Who is on the Lord’s side here? Who’s ready to move even if it means suspending your agenda and plans? You had plans for your money for 2026, but who’s ready to say, “I’m on the Lord’s side. Let me direct these resources for the mission”? Who’s ready to say, “If it costs me ease, I am on the Lord’s side. It’s not about me. It’s not about my ease and comfort—I am on the Lord’s side. I am aligned with his agenda”?
What idols is missions exposing in your heart? Confess them. Repent of them and say, “Lord, I got it twisted.”

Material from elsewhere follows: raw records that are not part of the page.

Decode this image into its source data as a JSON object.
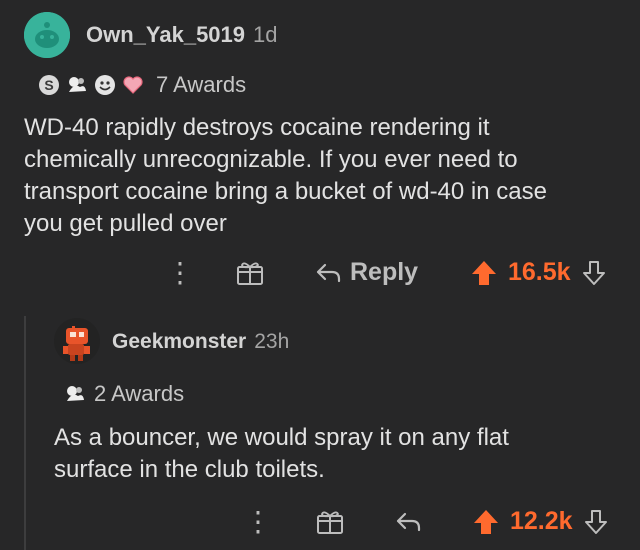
{
  "comment1": {
    "username": "Own_Yak_5019",
    "age": "1d",
    "awards_label": "7 Awards",
    "award_icons": [
      "silver-award-icon",
      "wholesome-hug-award-icon",
      "face-award-icon",
      "heart-award-icon"
    ],
    "body": "WD-40 rapidly destroys cocaine rendering it\nchemically unrecognizable. If you ever need to\ntransport cocaine bring a bucket of wd-40 in case\nyou get pulled over",
    "reply_label": "Reply",
    "score": "16.5k"
  },
  "comment2": {
    "username": "Geekmonster",
    "age": "23h",
    "awards_label": "2 Awards",
    "award_icons": [
      "wholesome-hug-award-icon"
    ],
    "body": "As a bouncer, we would spray it on any flat\nsurface in the club toilets.",
    "score": "12.2k"
  },
  "colors": {
    "background": "#272728",
    "upvote": "#ff6a2e",
    "avatar1": "#38b39b",
    "avatar2_accent": "#e8542a"
  }
}
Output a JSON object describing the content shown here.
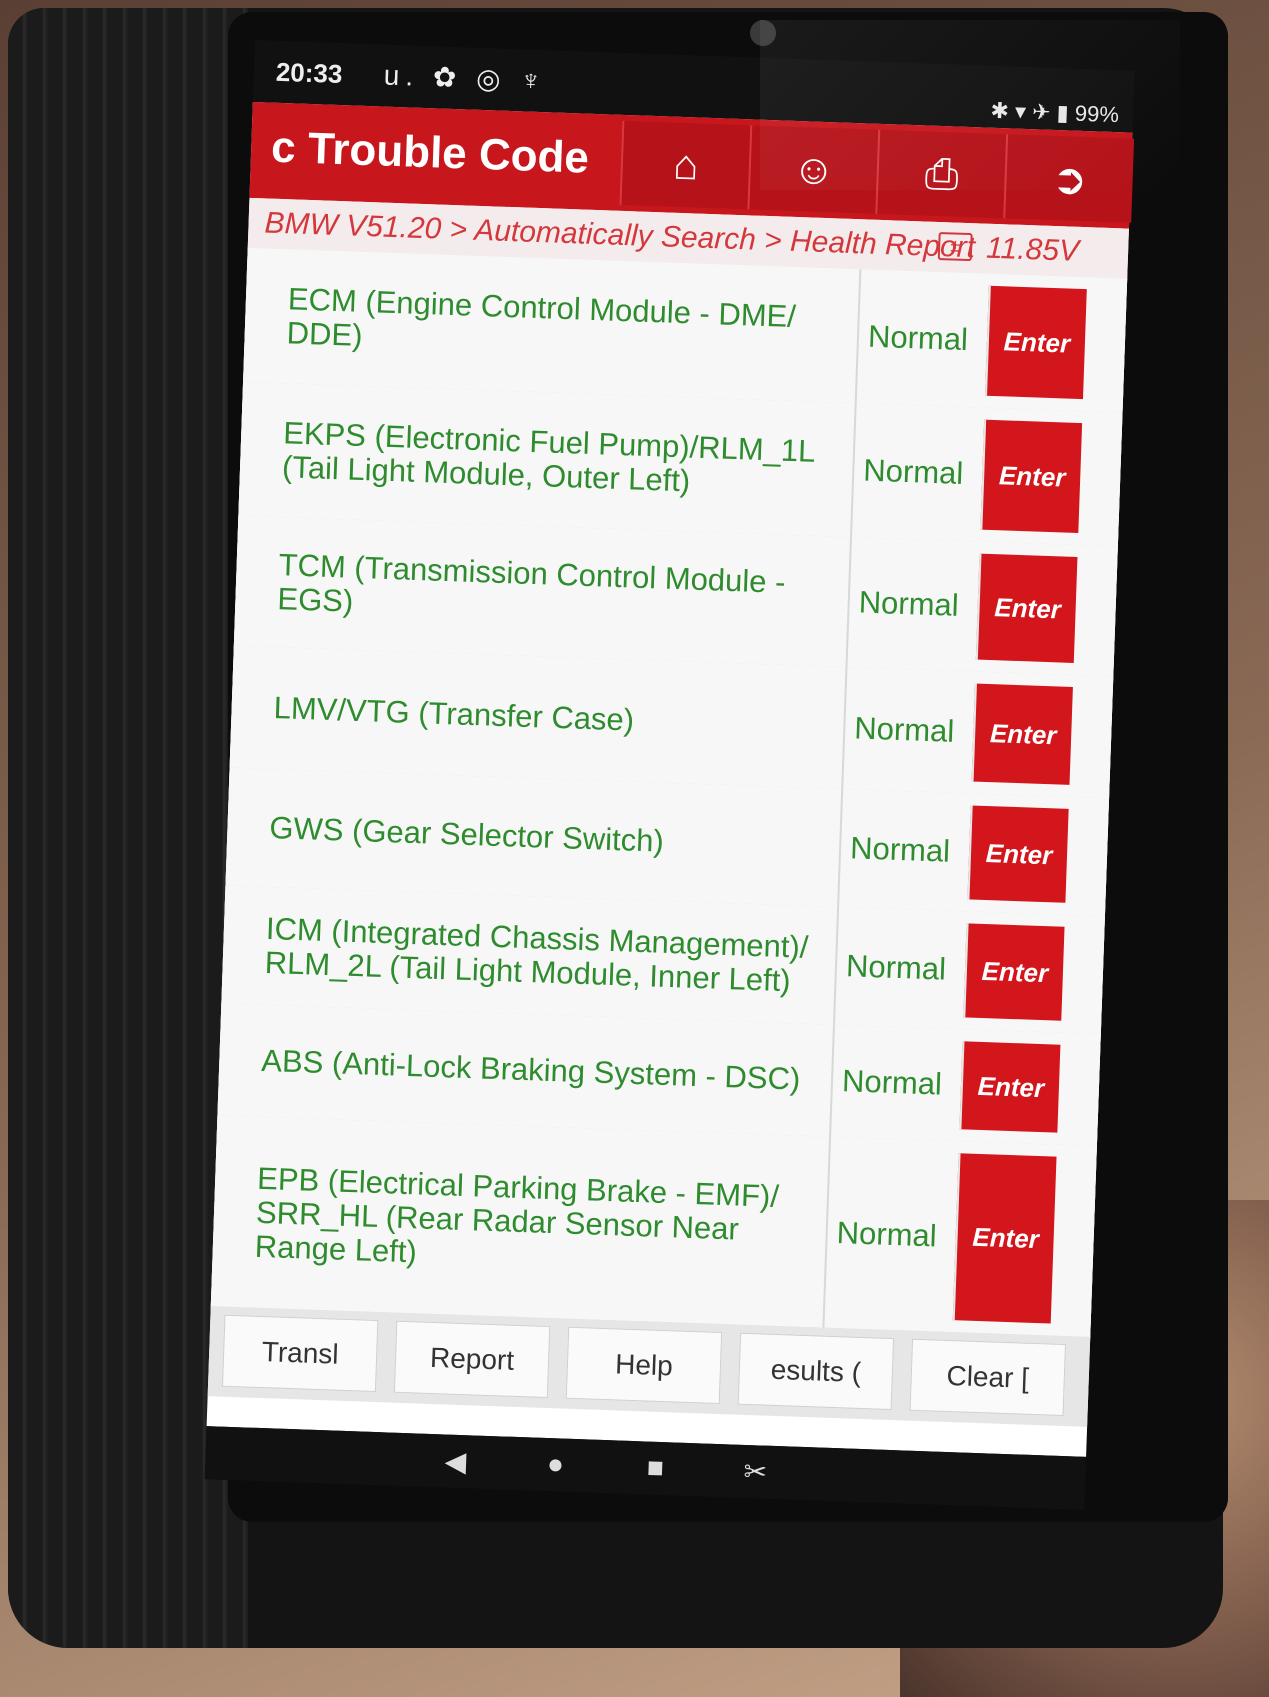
{
  "status_bar": {
    "time": "20:33",
    "left_icons": "u. ✿ ◎ ♆",
    "right_icons": "✱ ▾ ✈ ▮",
    "battery": "99%"
  },
  "header": {
    "title": "c Trouble Code",
    "home_icon": "home-icon",
    "support_icon": "support-icon",
    "print_icon": "print-icon",
    "exit_icon": "exit-icon"
  },
  "breadcrumb": {
    "path": "BMW V51.20 > Automatically Search > Health Report",
    "voltage": "11.85V"
  },
  "modules": [
    {
      "name": "ECM (Engine Control Module - DME/ DDE)",
      "status": "Normal",
      "action": "Enter"
    },
    {
      "name": "EKPS (Electronic Fuel Pump)/RLM_1L (Tail Light Module, Outer Left)",
      "status": "Normal",
      "action": "Enter"
    },
    {
      "name": "TCM (Transmission Control Module - EGS)",
      "status": "Normal",
      "action": "Enter"
    },
    {
      "name": "LMV/VTG (Transfer Case)",
      "status": "Normal",
      "action": "Enter"
    },
    {
      "name": "GWS (Gear Selector Switch)",
      "status": "Normal",
      "action": "Enter"
    },
    {
      "name": "ICM (Integrated Chassis Management)/ RLM_2L (Tail Light Module, Inner Left)",
      "status": "Normal",
      "action": "Enter"
    },
    {
      "name": "ABS (Anti-Lock Braking System - DSC)",
      "status": "Normal",
      "action": "Enter"
    },
    {
      "name": "EPB (Electrical Parking Brake - EMF)/ SRR_HL (Rear Radar Sensor Near Range Left)",
      "status": "Normal",
      "action": "Enter"
    }
  ],
  "footer": {
    "buttons": [
      "Transl",
      "Report",
      "Help",
      "esults (",
      "Clear ["
    ]
  },
  "nav": {
    "back": "◀",
    "home": "●",
    "recents": "■",
    "screenshot": "✂"
  }
}
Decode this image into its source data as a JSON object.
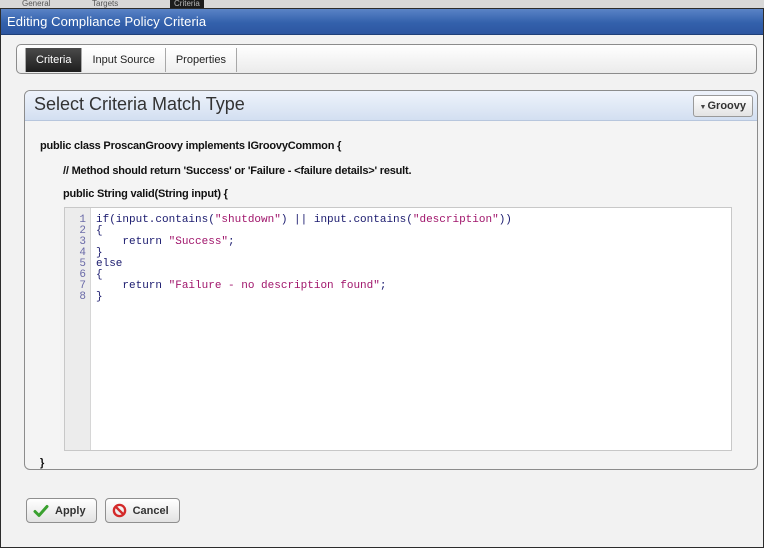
{
  "dialog": {
    "title": "Editing Compliance Policy Criteria"
  },
  "tabs": [
    {
      "label": "Criteria",
      "active": true
    },
    {
      "label": "Input Source",
      "active": false
    },
    {
      "label": "Properties",
      "active": false
    }
  ],
  "panel": {
    "title": "Select Criteria Match Type",
    "language_button": "Groovy"
  },
  "code_header": {
    "class_decl": "public class ProscanGroovy implements IGroovyCommon {",
    "comment": "// Method should return 'Success' or 'Failure - <failure details>' result.",
    "method_decl": "public String valid(String input) {",
    "closing_brace": "}"
  },
  "editor": {
    "line_numbers": [
      "1",
      "2",
      "3",
      "4",
      "5",
      "6",
      "7",
      "8"
    ],
    "lines": [
      [
        {
          "t": "if(input.contains(",
          "c": ""
        },
        {
          "t": "\"shutdown\"",
          "c": "str"
        },
        {
          "t": ") || input.contains(",
          "c": ""
        },
        {
          "t": "\"description\"",
          "c": "str"
        },
        {
          "t": "))",
          "c": ""
        }
      ],
      [
        {
          "t": "{",
          "c": ""
        }
      ],
      [
        {
          "t": "    return ",
          "c": ""
        },
        {
          "t": "\"Success\"",
          "c": "str"
        },
        {
          "t": ";",
          "c": ""
        }
      ],
      [
        {
          "t": "}",
          "c": ""
        }
      ],
      [
        {
          "t": "else",
          "c": ""
        }
      ],
      [
        {
          "t": "{",
          "c": ""
        }
      ],
      [
        {
          "t": "    return ",
          "c": ""
        },
        {
          "t": "\"Failure - no description found\"",
          "c": "str"
        },
        {
          "t": ";",
          "c": ""
        }
      ],
      [
        {
          "t": "}",
          "c": ""
        }
      ]
    ]
  },
  "buttons": {
    "apply": "Apply",
    "cancel": "Cancel"
  },
  "colors": {
    "titlebar": "#3361ac",
    "string_literal": "#a0156b",
    "apply_icon": "#3aa12f",
    "cancel_icon": "#d42a2a"
  },
  "icons": {
    "apply": "check-icon",
    "cancel": "cancel-icon",
    "language": "caret-down-icon"
  },
  "background_tabs": [
    "General",
    "Targets",
    "Criteria"
  ]
}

Have you noticed Jonah ends on a cliffhanger? It’s a question. One preacher says it ends on a cliffhanger because we don’t know Jonah’s answer—because we are Jonah. We need to answer this question: Are you on my side? Are you going to follow me and perform my will, no matter what it costs you, no matter how it offends you?
That is the call of God.
Jonah was a man concerned about a tree he didn’t even raise. He didn’t make it—he just found it and benefited from it. Yet he was angry to lose it. He was angry when his ease and agenda were derailed. But God reminded him that even the Ninevites, evil as they were, were his creation. He had vested interest in them.
We see how God has vested interest in the souls of all people upon the earth—even those souls who are our enemies. May God expose the idols we are carrying. May he help us by his grace, by his Holy Spirit, to cast them aside and prioritize him. May we all be able to say, like Joshua, “As for me and my house, we will serve the LORD.”